A Vietnamese Vietnam Vet This past Memorial Day marked the 50th anniversary of America’s entry into the Vietnam War. As we remember our own veterans of that costly war, keep in mind that there are Vietnamese living among us that served honorably and, in some cases, fought bravely alongside our troops.

One of them is former Lt. Col. Tran Ngoc Hue, who was decorated for bravery for his actions during the Tet Offensive.  He represents a largely invisible segment of that gray or graying family: Vietnamese who served in the Army of the Republic of Vietnam – the ARVN.

Hue, who is now known as “Harry,” visited the Vietnam wall in Washington, D.C. like many other vets on Memorial Day. He wore his Vietnamese and U.S. medals, among them the Silver Star and a Bronze Star for valor.

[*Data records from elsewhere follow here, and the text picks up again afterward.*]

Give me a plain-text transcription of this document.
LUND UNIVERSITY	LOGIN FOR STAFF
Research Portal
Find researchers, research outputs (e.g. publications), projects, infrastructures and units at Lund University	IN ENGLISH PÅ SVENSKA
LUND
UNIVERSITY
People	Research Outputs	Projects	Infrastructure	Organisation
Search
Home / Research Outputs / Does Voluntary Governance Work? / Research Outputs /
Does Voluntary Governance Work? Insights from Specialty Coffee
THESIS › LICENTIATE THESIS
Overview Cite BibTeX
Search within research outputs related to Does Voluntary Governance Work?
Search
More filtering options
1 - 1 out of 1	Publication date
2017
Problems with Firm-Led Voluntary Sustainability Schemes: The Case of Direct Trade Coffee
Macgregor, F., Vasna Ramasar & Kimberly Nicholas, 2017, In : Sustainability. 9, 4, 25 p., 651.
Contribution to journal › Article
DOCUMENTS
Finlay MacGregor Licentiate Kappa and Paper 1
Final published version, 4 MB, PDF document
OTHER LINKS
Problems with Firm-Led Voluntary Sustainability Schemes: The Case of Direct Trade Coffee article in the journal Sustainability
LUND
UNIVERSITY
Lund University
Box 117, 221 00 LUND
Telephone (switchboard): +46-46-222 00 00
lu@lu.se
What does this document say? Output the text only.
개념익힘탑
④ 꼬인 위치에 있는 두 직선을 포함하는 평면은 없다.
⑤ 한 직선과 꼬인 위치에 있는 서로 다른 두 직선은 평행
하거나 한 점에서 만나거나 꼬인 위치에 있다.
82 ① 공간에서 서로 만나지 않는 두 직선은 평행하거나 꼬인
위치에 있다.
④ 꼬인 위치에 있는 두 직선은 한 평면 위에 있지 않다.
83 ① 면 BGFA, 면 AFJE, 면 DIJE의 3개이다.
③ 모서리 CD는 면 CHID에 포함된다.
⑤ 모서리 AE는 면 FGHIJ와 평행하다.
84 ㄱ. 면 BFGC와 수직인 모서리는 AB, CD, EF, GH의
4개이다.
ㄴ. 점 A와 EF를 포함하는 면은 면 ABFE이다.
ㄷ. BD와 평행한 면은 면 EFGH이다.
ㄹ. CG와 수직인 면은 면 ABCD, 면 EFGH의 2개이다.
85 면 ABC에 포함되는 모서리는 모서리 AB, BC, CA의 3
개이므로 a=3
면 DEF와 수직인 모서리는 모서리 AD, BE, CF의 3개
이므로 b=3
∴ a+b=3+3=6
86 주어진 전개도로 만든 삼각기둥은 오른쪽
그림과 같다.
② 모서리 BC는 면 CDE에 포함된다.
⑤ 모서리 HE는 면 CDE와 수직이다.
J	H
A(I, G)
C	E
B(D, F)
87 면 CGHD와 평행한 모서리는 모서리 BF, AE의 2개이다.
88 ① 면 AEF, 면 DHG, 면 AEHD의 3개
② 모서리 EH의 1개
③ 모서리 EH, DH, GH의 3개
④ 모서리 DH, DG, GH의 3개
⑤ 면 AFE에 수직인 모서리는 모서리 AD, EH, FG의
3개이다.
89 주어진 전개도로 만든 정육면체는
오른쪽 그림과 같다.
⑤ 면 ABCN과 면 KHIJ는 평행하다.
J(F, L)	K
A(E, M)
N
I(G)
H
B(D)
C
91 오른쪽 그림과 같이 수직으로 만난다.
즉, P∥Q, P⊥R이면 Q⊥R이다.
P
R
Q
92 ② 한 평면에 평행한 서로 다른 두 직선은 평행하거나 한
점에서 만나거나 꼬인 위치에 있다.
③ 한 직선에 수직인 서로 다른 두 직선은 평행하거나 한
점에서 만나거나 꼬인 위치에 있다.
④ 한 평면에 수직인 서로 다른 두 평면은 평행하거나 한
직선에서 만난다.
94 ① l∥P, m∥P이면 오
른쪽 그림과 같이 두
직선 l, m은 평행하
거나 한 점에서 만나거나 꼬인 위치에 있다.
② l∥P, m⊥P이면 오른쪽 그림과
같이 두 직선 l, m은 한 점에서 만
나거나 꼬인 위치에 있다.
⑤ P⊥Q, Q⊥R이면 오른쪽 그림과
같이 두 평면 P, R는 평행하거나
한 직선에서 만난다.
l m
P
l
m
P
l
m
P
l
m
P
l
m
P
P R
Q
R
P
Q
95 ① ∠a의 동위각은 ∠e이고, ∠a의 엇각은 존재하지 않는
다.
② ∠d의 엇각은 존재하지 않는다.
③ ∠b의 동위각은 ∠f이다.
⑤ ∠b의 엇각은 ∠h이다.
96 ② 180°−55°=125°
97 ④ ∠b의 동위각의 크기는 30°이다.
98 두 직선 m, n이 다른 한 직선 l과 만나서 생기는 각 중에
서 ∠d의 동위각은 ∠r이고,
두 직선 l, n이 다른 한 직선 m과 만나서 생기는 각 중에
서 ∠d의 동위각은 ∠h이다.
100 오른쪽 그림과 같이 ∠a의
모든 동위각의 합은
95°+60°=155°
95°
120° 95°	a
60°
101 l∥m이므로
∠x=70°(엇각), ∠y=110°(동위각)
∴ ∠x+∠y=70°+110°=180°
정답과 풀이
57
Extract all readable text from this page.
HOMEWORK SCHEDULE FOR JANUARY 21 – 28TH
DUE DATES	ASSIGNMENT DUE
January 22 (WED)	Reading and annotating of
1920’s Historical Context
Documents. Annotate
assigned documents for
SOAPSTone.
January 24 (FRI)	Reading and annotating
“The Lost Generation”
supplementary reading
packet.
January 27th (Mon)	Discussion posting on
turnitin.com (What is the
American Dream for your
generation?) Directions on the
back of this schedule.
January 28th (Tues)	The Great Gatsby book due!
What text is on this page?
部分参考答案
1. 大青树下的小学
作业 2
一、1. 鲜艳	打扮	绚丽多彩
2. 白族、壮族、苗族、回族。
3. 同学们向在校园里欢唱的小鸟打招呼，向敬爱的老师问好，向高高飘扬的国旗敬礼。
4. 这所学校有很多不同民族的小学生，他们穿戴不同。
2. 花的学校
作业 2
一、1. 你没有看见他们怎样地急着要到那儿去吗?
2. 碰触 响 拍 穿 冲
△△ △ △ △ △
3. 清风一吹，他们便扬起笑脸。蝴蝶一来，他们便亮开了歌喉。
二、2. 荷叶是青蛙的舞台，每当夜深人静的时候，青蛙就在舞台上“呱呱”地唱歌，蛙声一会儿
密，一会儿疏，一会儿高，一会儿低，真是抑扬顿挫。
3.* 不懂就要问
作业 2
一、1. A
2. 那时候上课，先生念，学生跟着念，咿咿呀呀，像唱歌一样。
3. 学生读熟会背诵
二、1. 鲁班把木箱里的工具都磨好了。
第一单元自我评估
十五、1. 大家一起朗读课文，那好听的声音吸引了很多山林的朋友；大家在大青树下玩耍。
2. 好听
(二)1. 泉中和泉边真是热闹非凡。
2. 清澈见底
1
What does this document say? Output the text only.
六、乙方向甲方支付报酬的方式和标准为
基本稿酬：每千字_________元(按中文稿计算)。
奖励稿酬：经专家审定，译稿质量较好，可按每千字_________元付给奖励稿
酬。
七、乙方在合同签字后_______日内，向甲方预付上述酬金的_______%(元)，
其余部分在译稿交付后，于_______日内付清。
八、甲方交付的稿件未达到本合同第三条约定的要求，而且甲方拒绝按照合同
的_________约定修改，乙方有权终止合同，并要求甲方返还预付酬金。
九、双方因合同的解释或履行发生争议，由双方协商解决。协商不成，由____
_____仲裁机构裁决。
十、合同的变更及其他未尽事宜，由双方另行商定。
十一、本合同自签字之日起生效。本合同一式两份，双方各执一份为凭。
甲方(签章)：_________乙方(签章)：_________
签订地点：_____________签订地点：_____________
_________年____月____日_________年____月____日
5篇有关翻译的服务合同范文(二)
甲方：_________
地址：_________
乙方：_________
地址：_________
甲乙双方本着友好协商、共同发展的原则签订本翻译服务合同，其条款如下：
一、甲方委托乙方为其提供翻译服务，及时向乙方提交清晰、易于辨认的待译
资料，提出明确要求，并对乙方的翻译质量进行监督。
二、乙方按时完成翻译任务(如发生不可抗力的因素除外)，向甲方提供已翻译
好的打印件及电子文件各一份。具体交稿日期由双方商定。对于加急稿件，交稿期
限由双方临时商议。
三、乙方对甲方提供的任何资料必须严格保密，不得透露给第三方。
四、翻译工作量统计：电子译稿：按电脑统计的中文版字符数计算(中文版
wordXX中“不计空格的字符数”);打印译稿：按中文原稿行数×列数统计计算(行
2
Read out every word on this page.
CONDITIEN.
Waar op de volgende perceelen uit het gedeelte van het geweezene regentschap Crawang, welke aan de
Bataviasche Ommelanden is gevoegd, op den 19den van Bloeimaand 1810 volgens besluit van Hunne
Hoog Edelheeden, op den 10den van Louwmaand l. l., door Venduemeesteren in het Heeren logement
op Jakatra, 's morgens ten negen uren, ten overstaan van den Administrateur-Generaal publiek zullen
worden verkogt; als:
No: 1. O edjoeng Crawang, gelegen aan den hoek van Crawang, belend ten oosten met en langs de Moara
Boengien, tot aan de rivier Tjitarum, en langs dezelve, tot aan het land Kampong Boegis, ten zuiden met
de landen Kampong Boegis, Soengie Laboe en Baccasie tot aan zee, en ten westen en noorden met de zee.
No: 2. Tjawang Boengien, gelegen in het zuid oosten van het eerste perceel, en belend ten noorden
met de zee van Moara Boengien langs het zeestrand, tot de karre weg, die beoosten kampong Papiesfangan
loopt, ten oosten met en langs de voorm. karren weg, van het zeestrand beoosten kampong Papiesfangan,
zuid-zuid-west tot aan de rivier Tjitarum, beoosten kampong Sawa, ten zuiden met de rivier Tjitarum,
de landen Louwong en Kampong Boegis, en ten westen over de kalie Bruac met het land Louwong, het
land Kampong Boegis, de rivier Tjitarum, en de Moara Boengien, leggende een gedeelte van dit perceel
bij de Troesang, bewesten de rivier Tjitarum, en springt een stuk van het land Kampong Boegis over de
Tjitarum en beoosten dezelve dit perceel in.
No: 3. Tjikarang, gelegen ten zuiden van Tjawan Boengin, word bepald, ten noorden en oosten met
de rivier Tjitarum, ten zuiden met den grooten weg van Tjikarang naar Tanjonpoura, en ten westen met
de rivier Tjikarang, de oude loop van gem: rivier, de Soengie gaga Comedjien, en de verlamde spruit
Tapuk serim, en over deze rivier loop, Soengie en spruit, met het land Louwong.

“I am happy for the ceremony here today, to recognize the Vietnam veteran for their sacrifice in the Vietnam War,” Hue said as he stood with friends and family in the shade of the first row of trees closest to the wall.

Kenneth Jacobsen of Counterparts, an association of American military advisors and their Vietnamese counterparts, said Hue is among the most famous ARVN soldiers of the war. He led the ARVN battalion that took the citadel in the ancient city of Hue in 1968 – the action that earned him the Silver Star, Jacobson said.

“He was captured in 1973,” Jacobson said. “He was wounded and he told his troops to leave him behind in Laos … Even the North Vietnamese thought he was a hero, and they tried to convert him but he never turned.”

Hue spent about a dozen years in prison and re-education camps before being released. Finally, a former Marine who served with him in Vietnam located him and led the effort to bring him and his family to the U.S.  He arrived in 1991 and now lives in Falls Church, Va.

Vietnam veterans had a difficult time when they returned to the U.S., said Hue, referring to the lack of gratitude and respect for their service by fellow Americans.

Hue recognized that this has changed.

“One thing I want to say – it’s late [to be saying thank you] but better than never,” he said.